Once a solution has been found (or the sector labelled infeasible) and the partitions have been updated, the algorithm selects a new unsearched region (an area shaded in yellow). This process of selecting a sector, solving to find a new solution, splitting the sectors further and blocking off searched regions is repeated, corresponding to iterations 3, 4, 5 etc. In practise, this procedure produces solutions where the number of exchanges is decreased at the expense of cost and delay, until the zero-exchange option is found (if feasible), see Iterations 1 to 3 in Figure 3.4.1. This takes at most E1 iterations. This first ‘round’ is followed by a sequence of iterations with a stricter limit on the total delay objective, each working its way toward a zero exchange option before making uD smaller again and repeating.

Given sufficient time, i.e., polynomial in the number of Pareto optimal solutions, the algorithm will eventually search the whole space and find all of the solutions on

the Pareto frontier (Laumanns et al., 2006). In our application, however, the process stops after a time limit. For each sector, we use the Gurobi Optimizer 7.0.2 (Gurobi Optimization, LLC., 2017) to find the optimal solution for the IP, or the best solution so far if the time limit is reached.

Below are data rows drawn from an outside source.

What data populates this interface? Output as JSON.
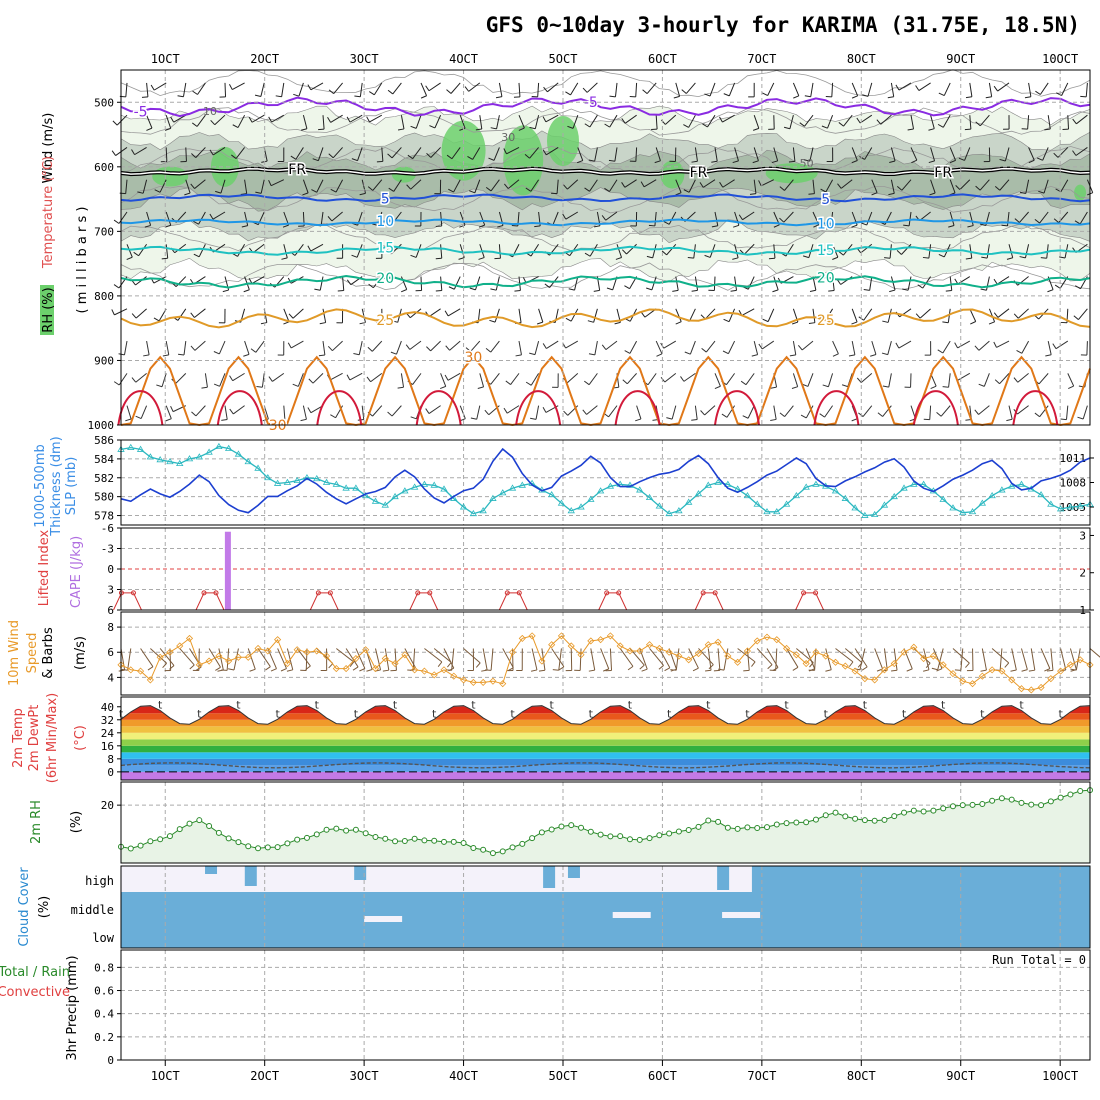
{
  "title": "GFS 0~10day 3-hourly for KARIMA (31.75E, 18.5N)",
  "chart_data": {
    "type": "meteogram",
    "x_ticks": [
      "1OCT",
      "2OCT",
      "3OCT",
      "4OCT",
      "5OCT",
      "6OCT",
      "7OCT",
      "8OCT",
      "9OCT",
      "10OCT"
    ],
    "x_range_days": [
      0.555,
      10.3
    ],
    "panels": [
      {
        "id": "upper_air",
        "labels": [
          "Wind (m/s)",
          "Temperature (°C)",
          "RH (%)",
          "( m i l l i b a r s )"
        ],
        "y_ticks": [
          "500",
          "600",
          "700",
          "800",
          "900",
          "1000"
        ],
        "ylim": [
          450,
          1000
        ],
        "temp_contours": [
          {
            "level": -5,
            "label": "-5",
            "color": "#8a2be2",
            "base_mb": 507,
            "amp": 16
          },
          {
            "level": 0,
            "label": "FR",
            "color": "#000000",
            "base_mb": 607,
            "amp": 5
          },
          {
            "level": 5,
            "label": "5",
            "color": "#2050d8",
            "base_mb": 648,
            "amp": 6
          },
          {
            "level": 10,
            "label": "10",
            "color": "#1e96e6",
            "base_mb": 686,
            "amp": 5
          },
          {
            "level": 15,
            "label": "15",
            "color": "#1fc1c1",
            "base_mb": 730,
            "amp": 7
          },
          {
            "level": 20,
            "label": "20",
            "color": "#10b08a",
            "base_mb": 778,
            "amp": 10
          },
          {
            "level": 25,
            "label": "25",
            "color": "#e09a28",
            "base_mb": 835,
            "amp": 14
          },
          {
            "level": 30,
            "label": "30",
            "color": "#e07818",
            "base_mb": 955,
            "amp": 60
          }
        ],
        "rh_contour_labels": [
          "10",
          "30",
          "50"
        ]
      },
      {
        "id": "slp_thickness",
        "labels": [
          "1000-500mb",
          "Thickness (dm)",
          "SLP (mb)"
        ],
        "y_ticks_left": [
          "586",
          "584",
          "582",
          "580",
          "578"
        ],
        "y_ticks_right": [
          "1011",
          "1008",
          "1005"
        ],
        "slp_series_mb": [
          1006,
          1005.7,
          1006.5,
          1007.2,
          1006.6,
          1006.2,
          1006.9,
          1007.8,
          1008.9,
          1008.1,
          1006.4,
          1005.3,
          1004.6,
          1004.3,
          1005.2,
          1006.3,
          1006.3,
          1007.0,
          1007.6,
          1008.5,
          1007.8,
          1006.8,
          1006.0,
          1005.4,
          1006.0,
          1006.6,
          1006.9,
          1007.4,
          1008.7,
          1009.5,
          1008.7,
          1007.2,
          1006.1,
          1005.5,
          1006.3,
          1007.0,
          1007.3,
          1008.4,
          1010.6,
          1012.1,
          1011.1,
          1009.1,
          1007.7,
          1007.0,
          1007.4,
          1008.8,
          1009.4,
          1010.1,
          1011.2,
          1010.4,
          1008.6,
          1007.5,
          1007.5,
          1008.1,
          1008.6,
          1009.0,
          1009.2,
          1009.6,
          1010.6,
          1011.3,
          1010.3,
          1008.6,
          1007.3,
          1006.8,
          1007.4,
          1008.1,
          1008.9,
          1009.4,
          1010.2,
          1011.0,
          1010.3,
          1008.5,
          1007.6,
          1007.5,
          1008.2,
          1008.7,
          1009.3,
          1009.8,
          1010.5,
          1010.9,
          1009.9,
          1008.2,
          1007.3,
          1006.9,
          1007.6,
          1008.4,
          1008.9,
          1009.5,
          1010.3,
          1010.7,
          1009.7,
          1007.9,
          1007.1,
          1007.3,
          1008.2,
          1008.5,
          1008.9,
          1009.5,
          1010.5,
          1011.0
        ],
        "thickness_series_dm": [
          585.0,
          585.2,
          585.0,
          584.2,
          583.9,
          583.7,
          583.5,
          584.0,
          584.2,
          584.7,
          585.3,
          585.1,
          584.5,
          583.7,
          583.0,
          582.0,
          581.4,
          581.5,
          581.7,
          582.0,
          581.9,
          581.5,
          581.3,
          580.9,
          580.9,
          580.1,
          579.5,
          579.1,
          580.0,
          580.6,
          581.0,
          581.3,
          581.2,
          580.8,
          579.8,
          578.9,
          578.2,
          578.5,
          579.8,
          580.4,
          580.9,
          581.2,
          581.4,
          580.7,
          580.2,
          579.3,
          578.5,
          578.9,
          579.7,
          580.6,
          581.1,
          581.3,
          581.2,
          580.7,
          579.9,
          579.0,
          578.2,
          578.5,
          579.4,
          580.3,
          581.2,
          581.5,
          581.3,
          580.8,
          580.1,
          579.2,
          578.4,
          578.4,
          579.2,
          580.1,
          581.0,
          581.3,
          581.1,
          580.6,
          579.8,
          578.8,
          578.0,
          578.1,
          579.1,
          580.0,
          580.9,
          581.3,
          581.3,
          580.6,
          579.7,
          578.8,
          578.3,
          578.4,
          579.3,
          580.1,
          580.7,
          581.1,
          581.3,
          580.8,
          580.2,
          579.2,
          578.7,
          578.9,
          579.0,
          579.2
        ]
      },
      {
        "id": "lifted_cape",
        "labels": [
          "Lifted Index",
          "CAPE (J/kg)"
        ],
        "y_ticks_left": [
          "-6",
          "-3",
          "0",
          "3",
          "6"
        ],
        "y_ticks_right": [
          "3",
          "2",
          "1"
        ],
        "cape_bar_day": 1.63,
        "cape_value": 3.1,
        "li_spikes_days": [
          0.62,
          1.45,
          2.6,
          3.6,
          4.5,
          5.5,
          6.47,
          7.48
        ]
      },
      {
        "id": "wind10m",
        "labels": [
          "10m Wind",
          "Speed",
          "& Barbs",
          "(m/s)"
        ],
        "y_ticks": [
          "8",
          "6",
          "4"
        ],
        "speed_series": [
          5.0,
          4.6,
          4.5,
          3.8,
          5.6,
          6.0,
          6.5,
          7.1,
          5.0,
          5.3,
          5.7,
          5.3,
          5.6,
          5.6,
          6.3,
          6.1,
          7.0,
          5.1,
          6.2,
          6.0,
          6.1,
          5.7,
          4.7,
          4.7,
          5.5,
          6.2,
          4.7,
          5.5,
          5.1,
          5.8,
          4.6,
          4.5,
          4.2,
          4.6,
          4.1,
          3.8,
          3.6,
          3.6,
          3.7,
          3.5,
          6.0,
          7.1,
          7.3,
          5.3,
          6.6,
          7.3,
          6.5,
          5.8,
          6.9,
          7.0,
          7.3,
          6.5,
          6.1,
          6.1,
          6.6,
          6.3,
          6.0,
          5.7,
          5.4,
          5.9,
          6.6,
          6.8,
          5.7,
          5.2,
          6.1,
          6.9,
          7.2,
          7.0,
          6.3,
          5.8,
          5.1,
          6.0,
          5.7,
          5.2,
          4.9,
          4.5,
          3.9,
          3.8,
          4.6,
          5.1,
          6.0,
          6.4,
          5.5,
          5.7,
          5.0,
          4.3,
          3.7,
          3.5,
          4.1,
          4.6,
          4.5,
          3.8,
          3.1,
          3.0,
          3.2,
          3.9,
          4.5,
          5.0,
          5.4,
          5.0
        ]
      },
      {
        "id": "temp2m",
        "labels": [
          "2m Temp",
          "2m DewPt",
          "(6hr Min/Max)",
          "(°C)"
        ],
        "y_ticks": [
          "40",
          "32",
          "24",
          "16",
          "8",
          "0"
        ],
        "tmax_c": 41,
        "tmin_c": 29,
        "dewpoint_c": 4
      },
      {
        "id": "rh2m",
        "labels": [
          "2m RH",
          "(%)"
        ],
        "y_ticks": [
          "20"
        ],
        "rh_series": [
          5.6,
          5.0,
          6.0,
          7.5,
          8.2,
          9.3,
          11.7,
          13.6,
          14.8,
          12.8,
          10.4,
          8.5,
          7.2,
          5.8,
          5.1,
          5.4,
          5.5,
          6.8,
          8.1,
          8.7,
          9.9,
          11.5,
          11.9,
          11.2,
          11.5,
          10.3,
          9.0,
          8.4,
          7.5,
          7.6,
          8.4,
          7.8,
          7.7,
          7.3,
          7.3,
          6.9,
          5.2,
          4.6,
          3.4,
          4.0,
          5.4,
          6.6,
          8.6,
          10.6,
          11.6,
          12.6,
          13.1,
          12.2,
          10.8,
          9.8,
          9.2,
          9.3,
          8.2,
          8.0,
          8.6,
          9.6,
          10.2,
          10.9,
          11.4,
          12.5,
          14.7,
          14.2,
          12.2,
          11.8,
          12.3,
          12.1,
          12.4,
          13.3,
          13.8,
          14.0,
          14.1,
          15.0,
          16.5,
          17.4,
          16.1,
          15.3,
          14.8,
          14.6,
          14.9,
          16.2,
          17.4,
          18.1,
          17.8,
          18.1,
          18.9,
          19.6,
          20.0,
          20.1,
          20.4,
          21.5,
          22.4,
          21.9,
          20.8,
          20.2,
          20.0,
          21.3,
          22.6,
          23.7,
          24.9,
          25.2
        ]
      },
      {
        "id": "cloud",
        "labels": [
          "Cloud Cover",
          "(%)"
        ],
        "levels": [
          "high",
          "middle",
          "low"
        ]
      },
      {
        "id": "precip",
        "labels": [
          "Total / Rain",
          "Convective",
          "3hr Precip (mm)"
        ],
        "y_ticks": [
          "0.8",
          "0.6",
          "0.4",
          "0.2",
          "0"
        ],
        "ylim": [
          0,
          0.95
        ],
        "run_total": "Run Total = 0"
      }
    ]
  }
}
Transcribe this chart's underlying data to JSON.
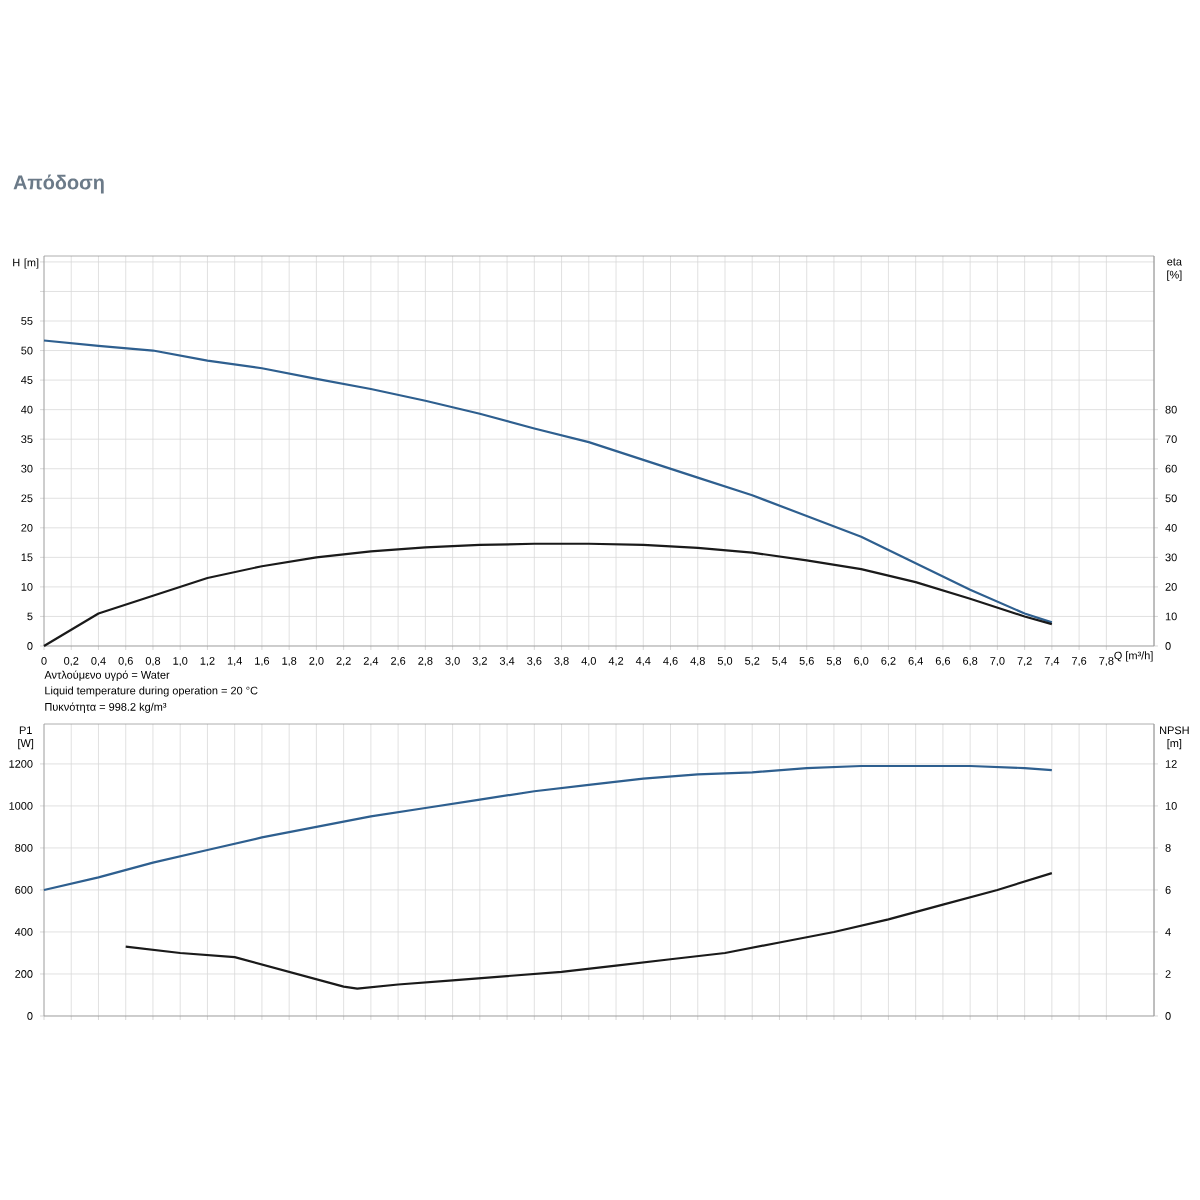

Due to the time limit, the algorithm is likely to leave some sectors unsearched or with a sub-optimal solution so that we do not have the complete Pareto optimal set. Furthermore, it may take time to find the first Pareto optimal result. The solver may find a sequence of cost optimal solutions that are only weakly Pareto optimal, as fewer aircraft exchanges can be made whilst achieving the same cost (this is often due to reallocating flights that are not part of the disruption).

This is demonstrated in the computational experiments in Chapter 5. Thus, within the time limit, Pareto optimal solutions cannot be guaranteed.

The result is a set of solutions, X , each with an aircraft allocation, a set of cancelled flights, and a delay value for all flights in the programme. Due to the time limitations, it is not possible to guarantee the properties of the solutions within X . However, if more than one solution is produced, we will have a cost optimal solution and multiple aircraft allocations to offer options to the airline. On the other hand, if a cost optimal Pareto solution is found quickly this method can find a number of Pareto optimal solutions that represent the trade-off between the objectives. Whilst the solutions in X may be incomplete and possibly sub-optimal, they are nevertheless the result of a purposeful search over the solution space of the low-fidelity problem. As such, the solutions will be used as a set of sensible starting points within the simulation optimisation procedure, described in Chapter 4.